Les Lituaniens aiment Napoléon qui est passé à Kaunas et Vilnius en 1812.
En 1795, la République des Deux Nations (Pologne et Lituanie) est démantelée. La Lituanie passe dans l’Empire russe. Le service militaire tsariste est de 25 ans ! Le servage accable les paysans (il ne sera aboli que vers 1860). Napoléon est donc accueilli en libérateur. 50000 Lituaniens se joignent à la grande Armée.
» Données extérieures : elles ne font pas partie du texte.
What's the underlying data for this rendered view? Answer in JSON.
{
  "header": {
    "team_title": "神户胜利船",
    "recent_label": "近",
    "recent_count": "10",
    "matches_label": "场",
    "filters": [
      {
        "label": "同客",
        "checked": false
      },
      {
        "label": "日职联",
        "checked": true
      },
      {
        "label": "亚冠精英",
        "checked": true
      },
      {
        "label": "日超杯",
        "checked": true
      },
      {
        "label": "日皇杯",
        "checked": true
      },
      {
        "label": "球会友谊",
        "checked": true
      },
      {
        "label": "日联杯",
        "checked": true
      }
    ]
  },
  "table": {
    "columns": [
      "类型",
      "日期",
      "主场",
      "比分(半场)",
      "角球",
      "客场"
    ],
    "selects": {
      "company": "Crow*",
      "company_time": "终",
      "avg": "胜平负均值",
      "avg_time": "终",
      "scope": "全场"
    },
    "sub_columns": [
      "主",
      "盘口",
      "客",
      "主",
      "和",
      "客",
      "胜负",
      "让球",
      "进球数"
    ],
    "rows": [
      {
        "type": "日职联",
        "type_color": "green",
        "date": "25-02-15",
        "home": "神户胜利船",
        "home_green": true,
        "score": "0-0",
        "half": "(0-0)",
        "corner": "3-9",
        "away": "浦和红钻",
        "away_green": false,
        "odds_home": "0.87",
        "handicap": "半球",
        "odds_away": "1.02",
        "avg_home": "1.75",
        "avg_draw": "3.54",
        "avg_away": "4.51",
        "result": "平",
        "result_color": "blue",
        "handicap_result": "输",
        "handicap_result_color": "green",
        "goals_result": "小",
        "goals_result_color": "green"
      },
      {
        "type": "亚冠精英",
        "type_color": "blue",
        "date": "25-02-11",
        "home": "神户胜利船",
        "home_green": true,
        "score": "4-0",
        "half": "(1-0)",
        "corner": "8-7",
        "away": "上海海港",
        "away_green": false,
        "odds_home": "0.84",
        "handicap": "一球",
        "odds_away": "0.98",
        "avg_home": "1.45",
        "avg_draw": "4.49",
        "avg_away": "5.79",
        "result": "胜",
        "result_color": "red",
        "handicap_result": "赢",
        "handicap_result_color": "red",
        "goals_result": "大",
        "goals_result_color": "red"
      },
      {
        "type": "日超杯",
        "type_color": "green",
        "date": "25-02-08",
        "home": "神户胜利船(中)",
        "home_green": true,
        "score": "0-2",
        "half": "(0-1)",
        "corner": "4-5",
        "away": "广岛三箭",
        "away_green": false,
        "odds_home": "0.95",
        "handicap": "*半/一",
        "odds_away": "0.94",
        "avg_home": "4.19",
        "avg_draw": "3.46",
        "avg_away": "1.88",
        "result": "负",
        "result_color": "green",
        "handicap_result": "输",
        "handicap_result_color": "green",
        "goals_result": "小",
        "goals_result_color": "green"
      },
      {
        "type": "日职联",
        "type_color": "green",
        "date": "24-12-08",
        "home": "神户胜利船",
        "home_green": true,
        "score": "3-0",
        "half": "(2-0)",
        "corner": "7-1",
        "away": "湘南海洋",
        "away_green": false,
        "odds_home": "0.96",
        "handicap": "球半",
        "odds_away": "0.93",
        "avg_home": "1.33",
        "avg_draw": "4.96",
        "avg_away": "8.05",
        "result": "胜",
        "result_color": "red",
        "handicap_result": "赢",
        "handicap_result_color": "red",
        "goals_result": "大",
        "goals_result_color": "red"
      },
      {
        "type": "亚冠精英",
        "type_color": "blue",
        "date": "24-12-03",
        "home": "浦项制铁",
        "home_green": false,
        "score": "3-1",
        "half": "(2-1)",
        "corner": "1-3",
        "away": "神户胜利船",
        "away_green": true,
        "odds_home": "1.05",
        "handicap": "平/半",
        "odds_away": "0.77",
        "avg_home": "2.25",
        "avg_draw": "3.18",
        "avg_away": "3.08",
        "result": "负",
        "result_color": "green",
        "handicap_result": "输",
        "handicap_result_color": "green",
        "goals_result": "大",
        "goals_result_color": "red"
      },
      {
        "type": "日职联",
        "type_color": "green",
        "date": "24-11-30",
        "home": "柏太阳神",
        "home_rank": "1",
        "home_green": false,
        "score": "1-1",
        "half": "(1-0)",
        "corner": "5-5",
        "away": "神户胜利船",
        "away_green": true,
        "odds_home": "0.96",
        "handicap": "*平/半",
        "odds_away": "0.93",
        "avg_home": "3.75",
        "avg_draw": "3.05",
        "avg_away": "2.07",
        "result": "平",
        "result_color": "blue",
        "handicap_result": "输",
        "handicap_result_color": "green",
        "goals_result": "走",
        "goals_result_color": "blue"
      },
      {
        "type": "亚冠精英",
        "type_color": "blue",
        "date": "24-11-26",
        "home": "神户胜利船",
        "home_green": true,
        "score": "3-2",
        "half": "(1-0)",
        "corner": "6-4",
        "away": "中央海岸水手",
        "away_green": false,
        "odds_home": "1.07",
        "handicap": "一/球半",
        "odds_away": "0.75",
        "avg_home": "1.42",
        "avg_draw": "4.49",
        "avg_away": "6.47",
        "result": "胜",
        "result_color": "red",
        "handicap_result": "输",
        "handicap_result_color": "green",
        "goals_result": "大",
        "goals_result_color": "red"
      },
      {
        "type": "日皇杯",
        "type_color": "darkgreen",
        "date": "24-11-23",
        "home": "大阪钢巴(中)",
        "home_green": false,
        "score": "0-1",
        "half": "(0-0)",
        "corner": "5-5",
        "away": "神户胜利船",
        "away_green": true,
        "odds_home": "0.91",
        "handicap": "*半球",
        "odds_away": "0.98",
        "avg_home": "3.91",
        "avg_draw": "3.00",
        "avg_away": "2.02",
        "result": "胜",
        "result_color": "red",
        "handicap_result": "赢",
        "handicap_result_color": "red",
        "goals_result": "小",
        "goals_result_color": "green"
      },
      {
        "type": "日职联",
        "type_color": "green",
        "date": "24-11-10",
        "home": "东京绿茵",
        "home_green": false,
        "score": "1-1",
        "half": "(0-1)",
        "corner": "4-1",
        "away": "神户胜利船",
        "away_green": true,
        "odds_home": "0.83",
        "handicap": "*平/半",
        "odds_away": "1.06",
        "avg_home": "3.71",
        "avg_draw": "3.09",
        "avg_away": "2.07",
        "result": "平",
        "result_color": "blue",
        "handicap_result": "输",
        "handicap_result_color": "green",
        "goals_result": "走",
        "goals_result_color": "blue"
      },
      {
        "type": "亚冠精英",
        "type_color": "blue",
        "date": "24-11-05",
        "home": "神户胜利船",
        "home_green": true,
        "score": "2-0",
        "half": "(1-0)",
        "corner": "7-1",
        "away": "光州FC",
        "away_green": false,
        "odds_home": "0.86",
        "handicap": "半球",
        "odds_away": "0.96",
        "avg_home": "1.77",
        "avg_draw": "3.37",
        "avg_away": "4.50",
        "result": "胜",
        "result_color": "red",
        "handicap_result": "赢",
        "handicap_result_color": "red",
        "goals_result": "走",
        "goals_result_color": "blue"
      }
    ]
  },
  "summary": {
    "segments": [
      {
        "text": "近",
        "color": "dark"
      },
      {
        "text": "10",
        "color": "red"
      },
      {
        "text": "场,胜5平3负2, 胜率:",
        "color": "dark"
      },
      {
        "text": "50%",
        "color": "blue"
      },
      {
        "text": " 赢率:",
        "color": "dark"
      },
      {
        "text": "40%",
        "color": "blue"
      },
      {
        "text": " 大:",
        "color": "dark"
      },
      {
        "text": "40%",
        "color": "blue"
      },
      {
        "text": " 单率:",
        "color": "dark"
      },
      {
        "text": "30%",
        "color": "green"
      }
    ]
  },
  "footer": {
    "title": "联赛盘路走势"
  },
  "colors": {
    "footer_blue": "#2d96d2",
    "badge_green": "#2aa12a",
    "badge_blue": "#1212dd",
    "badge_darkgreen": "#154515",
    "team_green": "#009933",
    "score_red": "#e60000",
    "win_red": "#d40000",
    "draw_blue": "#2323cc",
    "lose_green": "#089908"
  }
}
Les toits des maisons prennent la forme du chapeau de Napoléon.
Arrivé à Kovno (actuellement Kaunas) le 24 juin 1812, Napoléon charge Jean-Baptiste Éblé de construire trois pontons sur le Niemen, espacés de 300 m.
Depuis la colline sur la rivière gauche (celle d’où j’ai pris la photo et qu’on appelle depuis la « colline Napoléon »), Napoléon observe la Grande Armée (600 000 personnes) traverser le fleuve. Les pontonniers ont pu traverser vite car c’est l’époque où la nuit est très courte en Lituanie. Les Russes sont sur l’autre rive mais reculent.
Les Français ont des uniformes rouges aux boutons qui brillent, les filles leur lancent des fleurs.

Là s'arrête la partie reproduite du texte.